Он упрямо шел за ней, не отставая. Не позволяя отстраниться. Оказавшись на ступеньку ниже, пока спускались на платформу, Денис напряженно смотрел ей в лицо, не отводил взгляда. Очень близко, но не касаясь.
— Посмотри на меня! Посмотри и скажи, что тебе все равно.
— Мне не все равно! — выкрикнула Оля. — Ты это хотел услышать? Ну радуйся, услышал!
— Тогда в чем проблема? Чего ты боишься?!
— Для меня это другое, чем для тебя! Когда тебе надоест, я… я не смогу, понимаешь?
— Что надоест? Оля! — Денис прижался лбом к ее. Сглотнул, мысленно проклиная все на свете: начиная с общественного транспорта и заканчивая мироустройством, и негромко проговорил: — Олька, я люблю тебя. Что может быть другим?
— Я… я другая… Нихрена во мне нет того, что ты хочешь. Я — не твои… не твои бабы! — она всхлипнула, не в силах совладать со спазмами, которые не давали дышать. — Я не хочу ничего, понимаешь? Я не знаю, по каким правилам ты сейчас играешь, но я не хочу!
— Твою ж мать! Какие правила, какие бабы? Ты сама себя слышишь?! — ошалело спросил Дэн.
Оля сдавленно охнула и не выдержала его взгляда.
Нырнула в толпу на эскалаторе, вниз. Теперь уже бегом, почти кубарем скатываясь по ступенькам туда, где бесконечные реки людей смешивались между собой и бурлили.
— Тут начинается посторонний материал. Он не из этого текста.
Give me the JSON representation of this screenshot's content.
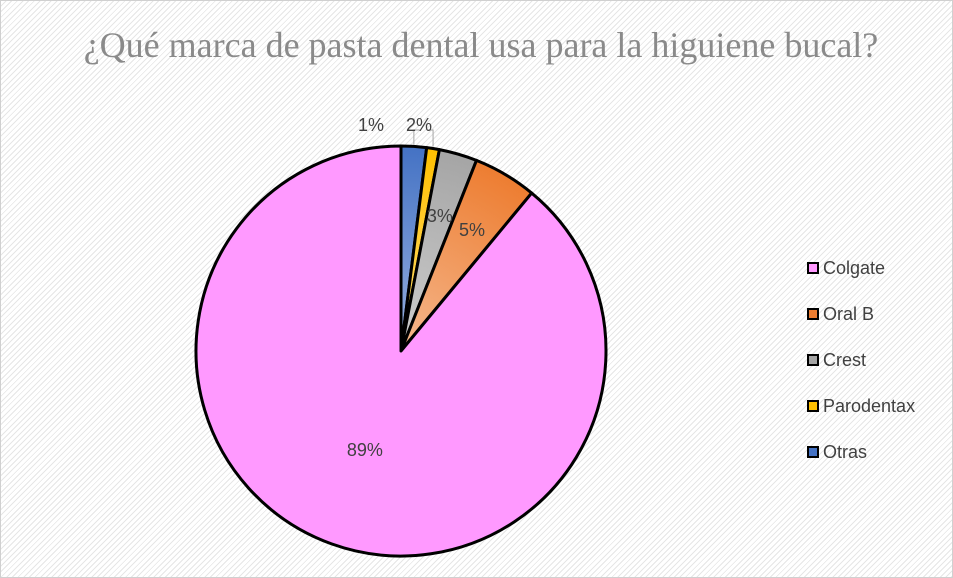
{
  "chart_data": {
    "type": "pie",
    "title": "¿Qué marca de pasta dental usa para la higuiene bucal?",
    "categories": [
      "Colgate",
      "Oral B",
      "Crest",
      "Parodentax",
      "Otras"
    ],
    "values": [
      89,
      5,
      3,
      1,
      2
    ],
    "labels": [
      "89%",
      "5%",
      "3%",
      "1%",
      "2%"
    ],
    "colors": [
      "#ff99ff",
      "#ed7d31",
      "#a5a5a5",
      "#ffc000",
      "#4472c4"
    ],
    "legend": "right"
  }
}
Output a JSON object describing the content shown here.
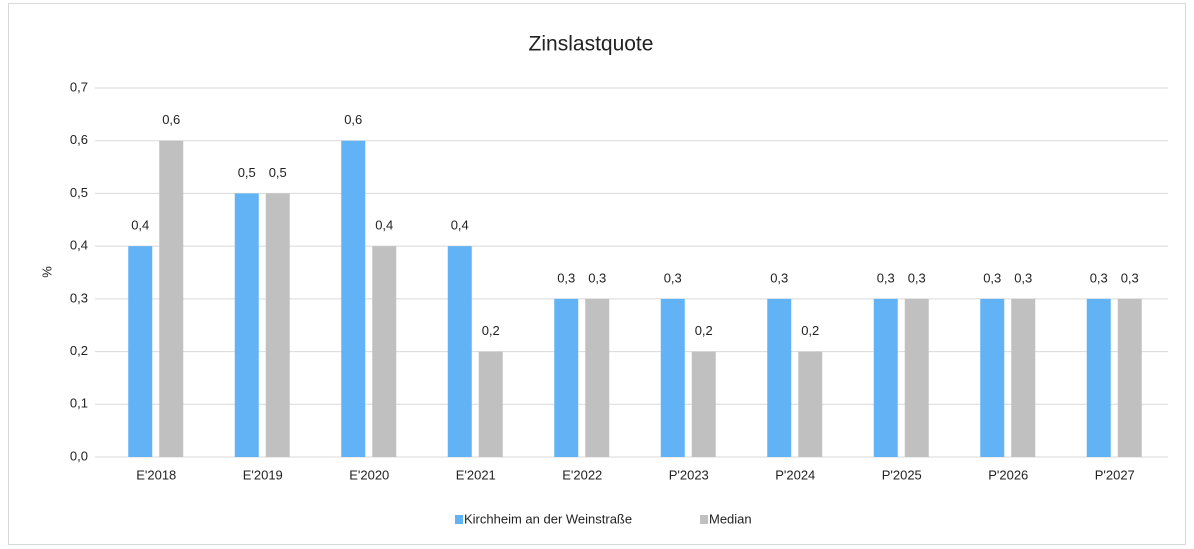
{
  "chart_data": {
    "type": "bar",
    "title": "Zinslastquote",
    "y_label": "%",
    "categories": [
      "E'2018",
      "E'2019",
      "E'2020",
      "E'2021",
      "E'2022",
      "P'2023",
      "P'2024",
      "P'2025",
      "P'2026",
      "P'2027"
    ],
    "series": [
      {
        "name": "Kirchheim an der Weinstraße",
        "color": "#62b3f5",
        "values": [
          0.4,
          0.5,
          0.6,
          0.4,
          0.3,
          0.3,
          0.3,
          0.3,
          0.3,
          0.3
        ],
        "value_labels": [
          "0,4",
          "0,5",
          "0,6",
          "0,4",
          "0,3",
          "0,3",
          "0,3",
          "0,3",
          "0,3",
          "0,3"
        ]
      },
      {
        "name": "Median",
        "color": "#c0c0c0",
        "values": [
          0.6,
          0.5,
          0.4,
          0.2,
          0.3,
          0.2,
          0.2,
          0.3,
          0.3,
          0.3
        ],
        "value_labels": [
          "0,6",
          "0,5",
          "0,4",
          "0,2",
          "0,3",
          "0,2",
          "0,2",
          "0,3",
          "0,3",
          "0,3"
        ]
      }
    ],
    "ylim": [
      0,
      0.7
    ],
    "yticks": [
      {
        "value": 0,
        "label": "0,0"
      },
      {
        "value": 0.1,
        "label": "0,1"
      },
      {
        "value": 0.2,
        "label": "0,2"
      },
      {
        "value": 0.3,
        "label": "0,3"
      },
      {
        "value": 0.4,
        "label": "0,4"
      },
      {
        "value": 0.5,
        "label": "0,5"
      },
      {
        "value": 0.6,
        "label": "0,6"
      },
      {
        "value": 0.7,
        "label": "0,7"
      }
    ],
    "grid": true,
    "legend": "bottom"
  }
}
Денис ринулся за ней. Догнал на платформе и, схватив за руку, дернул на себя.
— Что происходит? Что творится в твоей голове?
— Любишь, говоришь? — прошипела она.
— А у тебя стало плохо со слухом?
— А Ингу Валерьевну тоже любил? — зло выпалила Оля, подавшись к нему и пристально глядя в его глаза. — И рыженькую Таню из второй смены? А эта… которая инспектор, с которой во время проверки… Всех любил? Всем признавался? И Диане Белозерской признавался? Ее тоже любил?
— Кто это? Ты о чем? — совершенно оторопев, спросил Денис.
Оля хохотнула и отстранилась. Даже если бы она и произнесла хоть слово, его заглушил бы рев и лязг прибывающего состава. Несколько секунд посреди этого звукового потока она просто смотрела на Басаргина. Как заколдованная. Застывшая кукла. Обожженный фарфор. Потом кто-то, выходя из поезда, толкнул ее и заставил очнуться. Олька охнула и сделала свой последний рывок — в вагон, к двери.
— Пока я буду лечить слух — займись памятью, — выкрикнула она звенящим голосом. — Не гореть, Денис Викторович!
И дверь захлопнулась, оставив его в условном одиночестве, внутри которого продолжали сновать эти ненавистные толпы людей.
11. Суть человеческого счастья
В конечном счете все приводит к тому, что в суть человеческого счастья укладывается одна-единственная потребность — быть нужным. Родителям — первым людям, которых встречаешь в мире. Друзьям — если даешь себе труд дружить по-настоящему. Общему делу — если ты трудоголик и не мыслишь себя без работы. Любимому человеку — исключительно по взаимности, без условий и послаблений. Вот я. Люби меня. Нуждайся во мне.